Batra underscored these results. “There are no drawbacks for HCC screening,” he said. “There is data to suggest that needle track seeding in cases of biopsy for an HCC is a drawback. However, per the UNOS policy, certain classical radiological findings are sufficient to define HCC to gain the MELD exception points and a tissue biopsy is not required.”

Back to Basics

While the war against HCC rages on, many believe that because of the overwhelming effectiveness of DAA therapies, it is only a matter of time before the battle against HCV is won. Younossi cautioned against such thinking. “We still have millions of people with HCV in the world, and this includes millions who are not diagnosed,” he said. “If they are not diagnosed, they are not treated. Even if we do find these patients, they are still coming in with advanced disease, and therefore they are at risk for HCC.”

So, for Younossi, screening for HCV is as important as screening for HCC. “From there, it is back to basics,” he said. “Link them to HCV care, make sure they don’t have a second form of liver disease. If they use alcohol, we need to advise them about excessive use. If you achieve cure, you have to continue to check for advanced fibrosis or cirrhosis. We need to make sure they are linked to care with us, but also with their primary provider to stay on top of all of these HCC risk factors.”

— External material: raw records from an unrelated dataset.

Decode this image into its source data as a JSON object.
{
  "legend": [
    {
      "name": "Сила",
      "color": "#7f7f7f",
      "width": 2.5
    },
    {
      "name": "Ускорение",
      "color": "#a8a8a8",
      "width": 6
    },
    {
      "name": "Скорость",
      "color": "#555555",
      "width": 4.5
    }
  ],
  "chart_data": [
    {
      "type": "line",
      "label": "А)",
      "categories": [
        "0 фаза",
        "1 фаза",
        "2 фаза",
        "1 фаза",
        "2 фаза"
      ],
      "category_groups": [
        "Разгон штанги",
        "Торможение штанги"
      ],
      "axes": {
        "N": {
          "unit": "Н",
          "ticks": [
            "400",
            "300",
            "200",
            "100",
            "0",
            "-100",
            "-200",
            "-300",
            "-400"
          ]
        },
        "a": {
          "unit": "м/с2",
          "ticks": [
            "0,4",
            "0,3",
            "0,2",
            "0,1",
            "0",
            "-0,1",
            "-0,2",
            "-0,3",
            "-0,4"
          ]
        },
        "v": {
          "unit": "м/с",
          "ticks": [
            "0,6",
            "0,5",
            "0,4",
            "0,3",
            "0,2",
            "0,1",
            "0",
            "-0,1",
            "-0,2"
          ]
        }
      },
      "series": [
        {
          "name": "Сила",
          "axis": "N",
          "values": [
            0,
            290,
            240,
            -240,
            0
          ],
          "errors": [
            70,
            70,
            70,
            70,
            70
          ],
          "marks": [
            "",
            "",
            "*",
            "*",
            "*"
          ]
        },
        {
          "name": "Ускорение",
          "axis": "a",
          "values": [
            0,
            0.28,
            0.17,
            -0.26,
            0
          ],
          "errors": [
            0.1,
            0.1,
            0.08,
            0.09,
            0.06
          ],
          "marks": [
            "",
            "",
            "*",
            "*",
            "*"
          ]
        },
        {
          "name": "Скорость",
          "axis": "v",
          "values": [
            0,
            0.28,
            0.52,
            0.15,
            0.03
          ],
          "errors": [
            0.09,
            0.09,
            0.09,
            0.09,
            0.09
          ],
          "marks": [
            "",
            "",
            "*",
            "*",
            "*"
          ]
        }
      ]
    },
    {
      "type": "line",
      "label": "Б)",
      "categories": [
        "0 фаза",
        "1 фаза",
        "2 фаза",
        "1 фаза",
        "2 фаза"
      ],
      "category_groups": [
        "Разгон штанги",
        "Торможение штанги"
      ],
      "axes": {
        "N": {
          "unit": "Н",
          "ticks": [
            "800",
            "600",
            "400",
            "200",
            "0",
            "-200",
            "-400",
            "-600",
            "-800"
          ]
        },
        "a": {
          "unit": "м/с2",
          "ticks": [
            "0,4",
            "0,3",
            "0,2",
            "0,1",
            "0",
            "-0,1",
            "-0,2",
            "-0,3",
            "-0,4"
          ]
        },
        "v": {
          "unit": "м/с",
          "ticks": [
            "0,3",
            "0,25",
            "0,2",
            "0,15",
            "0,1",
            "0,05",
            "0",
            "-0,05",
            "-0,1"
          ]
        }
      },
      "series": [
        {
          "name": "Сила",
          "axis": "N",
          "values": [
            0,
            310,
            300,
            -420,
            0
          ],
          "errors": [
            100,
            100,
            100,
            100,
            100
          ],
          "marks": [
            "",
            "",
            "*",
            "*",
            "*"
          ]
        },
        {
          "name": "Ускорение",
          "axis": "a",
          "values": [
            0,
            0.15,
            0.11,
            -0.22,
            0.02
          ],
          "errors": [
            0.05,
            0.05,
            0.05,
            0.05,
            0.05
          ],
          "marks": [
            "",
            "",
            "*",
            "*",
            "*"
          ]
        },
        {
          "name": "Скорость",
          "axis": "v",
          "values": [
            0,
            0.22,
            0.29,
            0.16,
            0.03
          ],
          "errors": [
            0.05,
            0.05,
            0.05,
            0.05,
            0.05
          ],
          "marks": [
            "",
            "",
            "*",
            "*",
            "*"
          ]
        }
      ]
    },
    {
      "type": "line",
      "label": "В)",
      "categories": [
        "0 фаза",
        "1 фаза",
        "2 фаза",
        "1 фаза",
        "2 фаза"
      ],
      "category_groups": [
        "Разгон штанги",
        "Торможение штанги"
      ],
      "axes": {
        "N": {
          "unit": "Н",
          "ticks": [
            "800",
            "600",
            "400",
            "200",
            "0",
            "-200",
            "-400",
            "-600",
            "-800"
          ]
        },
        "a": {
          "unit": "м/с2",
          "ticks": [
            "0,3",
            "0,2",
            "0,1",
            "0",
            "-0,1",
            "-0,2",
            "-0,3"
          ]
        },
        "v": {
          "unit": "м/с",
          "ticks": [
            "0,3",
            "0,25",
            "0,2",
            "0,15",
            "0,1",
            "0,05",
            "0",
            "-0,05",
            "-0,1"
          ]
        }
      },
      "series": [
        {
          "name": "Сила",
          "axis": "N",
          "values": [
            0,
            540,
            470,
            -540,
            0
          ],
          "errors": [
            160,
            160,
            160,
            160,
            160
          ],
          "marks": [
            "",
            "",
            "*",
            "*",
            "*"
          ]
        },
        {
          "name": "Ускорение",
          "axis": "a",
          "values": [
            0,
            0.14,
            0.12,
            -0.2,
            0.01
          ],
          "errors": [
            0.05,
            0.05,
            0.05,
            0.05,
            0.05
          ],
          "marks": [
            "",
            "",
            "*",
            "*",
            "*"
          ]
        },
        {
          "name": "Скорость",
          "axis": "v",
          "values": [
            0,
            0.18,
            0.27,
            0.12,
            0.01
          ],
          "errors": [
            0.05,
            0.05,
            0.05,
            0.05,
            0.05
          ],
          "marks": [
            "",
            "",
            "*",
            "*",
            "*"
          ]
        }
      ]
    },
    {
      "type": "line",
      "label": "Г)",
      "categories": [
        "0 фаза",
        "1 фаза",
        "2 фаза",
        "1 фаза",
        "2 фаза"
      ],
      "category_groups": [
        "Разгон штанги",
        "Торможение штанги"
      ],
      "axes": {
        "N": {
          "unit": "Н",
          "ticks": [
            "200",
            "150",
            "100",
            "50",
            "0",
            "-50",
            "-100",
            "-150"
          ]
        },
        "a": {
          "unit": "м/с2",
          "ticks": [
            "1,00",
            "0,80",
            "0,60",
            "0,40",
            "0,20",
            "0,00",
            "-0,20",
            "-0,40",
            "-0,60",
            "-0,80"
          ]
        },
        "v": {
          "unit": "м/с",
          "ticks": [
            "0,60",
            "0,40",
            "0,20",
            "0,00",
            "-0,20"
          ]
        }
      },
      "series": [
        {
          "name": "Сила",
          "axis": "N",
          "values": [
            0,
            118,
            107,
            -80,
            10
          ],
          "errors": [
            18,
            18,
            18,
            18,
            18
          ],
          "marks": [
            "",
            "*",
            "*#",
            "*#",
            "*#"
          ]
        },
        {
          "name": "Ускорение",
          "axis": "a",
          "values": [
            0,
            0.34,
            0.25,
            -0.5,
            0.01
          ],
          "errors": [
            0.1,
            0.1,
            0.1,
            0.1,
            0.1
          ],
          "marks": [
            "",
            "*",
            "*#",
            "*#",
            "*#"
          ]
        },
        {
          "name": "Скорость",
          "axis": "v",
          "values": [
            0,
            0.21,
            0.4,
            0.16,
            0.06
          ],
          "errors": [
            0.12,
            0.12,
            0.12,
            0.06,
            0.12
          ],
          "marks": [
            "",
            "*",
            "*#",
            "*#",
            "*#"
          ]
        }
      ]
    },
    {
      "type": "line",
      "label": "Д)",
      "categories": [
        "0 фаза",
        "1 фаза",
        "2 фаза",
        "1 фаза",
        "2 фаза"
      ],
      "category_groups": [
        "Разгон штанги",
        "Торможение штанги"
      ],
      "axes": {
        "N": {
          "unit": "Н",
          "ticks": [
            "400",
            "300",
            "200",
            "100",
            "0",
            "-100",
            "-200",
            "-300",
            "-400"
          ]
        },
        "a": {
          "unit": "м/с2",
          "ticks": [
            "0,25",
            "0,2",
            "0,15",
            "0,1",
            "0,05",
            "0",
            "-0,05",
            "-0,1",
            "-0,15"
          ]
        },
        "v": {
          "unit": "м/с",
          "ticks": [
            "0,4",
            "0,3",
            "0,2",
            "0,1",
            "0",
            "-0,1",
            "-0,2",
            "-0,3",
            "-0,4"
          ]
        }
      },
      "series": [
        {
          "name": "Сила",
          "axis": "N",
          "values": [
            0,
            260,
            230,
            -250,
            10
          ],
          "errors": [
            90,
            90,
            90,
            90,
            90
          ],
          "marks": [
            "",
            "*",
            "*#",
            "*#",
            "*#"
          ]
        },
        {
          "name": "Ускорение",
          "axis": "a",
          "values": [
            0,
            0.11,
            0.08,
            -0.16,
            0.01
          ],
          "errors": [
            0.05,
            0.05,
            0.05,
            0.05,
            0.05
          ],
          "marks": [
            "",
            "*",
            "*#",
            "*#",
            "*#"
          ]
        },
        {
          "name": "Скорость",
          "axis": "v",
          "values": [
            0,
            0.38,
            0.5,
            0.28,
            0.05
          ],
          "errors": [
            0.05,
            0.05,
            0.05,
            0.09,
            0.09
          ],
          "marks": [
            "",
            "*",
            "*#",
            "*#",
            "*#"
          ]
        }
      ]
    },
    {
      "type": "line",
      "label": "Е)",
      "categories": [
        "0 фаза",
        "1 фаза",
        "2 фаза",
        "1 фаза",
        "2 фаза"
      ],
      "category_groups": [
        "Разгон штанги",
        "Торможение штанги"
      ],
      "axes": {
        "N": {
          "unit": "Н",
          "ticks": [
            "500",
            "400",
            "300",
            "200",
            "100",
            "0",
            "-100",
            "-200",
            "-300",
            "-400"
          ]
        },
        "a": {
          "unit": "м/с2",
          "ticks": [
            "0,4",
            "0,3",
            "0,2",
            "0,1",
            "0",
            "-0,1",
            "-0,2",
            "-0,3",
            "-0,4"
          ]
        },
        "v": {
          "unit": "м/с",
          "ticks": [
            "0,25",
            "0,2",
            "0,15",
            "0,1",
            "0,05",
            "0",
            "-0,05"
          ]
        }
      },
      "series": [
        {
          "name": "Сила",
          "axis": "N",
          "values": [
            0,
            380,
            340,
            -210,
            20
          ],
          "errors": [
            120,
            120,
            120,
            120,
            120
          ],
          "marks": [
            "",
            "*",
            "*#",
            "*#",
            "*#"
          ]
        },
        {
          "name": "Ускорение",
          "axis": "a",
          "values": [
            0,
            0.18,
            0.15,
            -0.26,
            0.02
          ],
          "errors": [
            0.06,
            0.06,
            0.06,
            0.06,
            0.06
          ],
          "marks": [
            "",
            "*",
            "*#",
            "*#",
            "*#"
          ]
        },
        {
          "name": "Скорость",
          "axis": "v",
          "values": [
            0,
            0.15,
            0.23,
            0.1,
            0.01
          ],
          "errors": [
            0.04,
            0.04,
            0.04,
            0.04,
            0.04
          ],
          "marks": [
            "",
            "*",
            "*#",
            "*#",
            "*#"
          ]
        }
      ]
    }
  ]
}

Carey noted that the possible benefit of statins in this population may come to light in time, with further research. “They look like they are good for just about everything in liver disease,” he said. “People who take statins don’t die as often or as quickly, and there is considerable evidence of their benefit in reducing the risk of development of liver cancer. This should be something to consider in revised guidelines.”

But the entire discussion may ultimately come down to how many people are screened, according to Carey. He cited data from Parikh and colleagues that were presented at AASLD showing, simply, that HCC surveillance with ultrasound was associated with improved survival. However, he noted that only around 11% of individuals who should have been screened were being screened. “Patients need to be screened, and it is not getting done,” he said. “We have to do better.”

Disclosures: Batra and Carey report no relevant financial disclosures. Kahn reports no relevant financial disclosures. Younossi reports financial relationships with AbbVie, Bristol-Myers Squibb, Conatus, Gilead, Intercept, Janssen Therapeutics, Merck and Salix.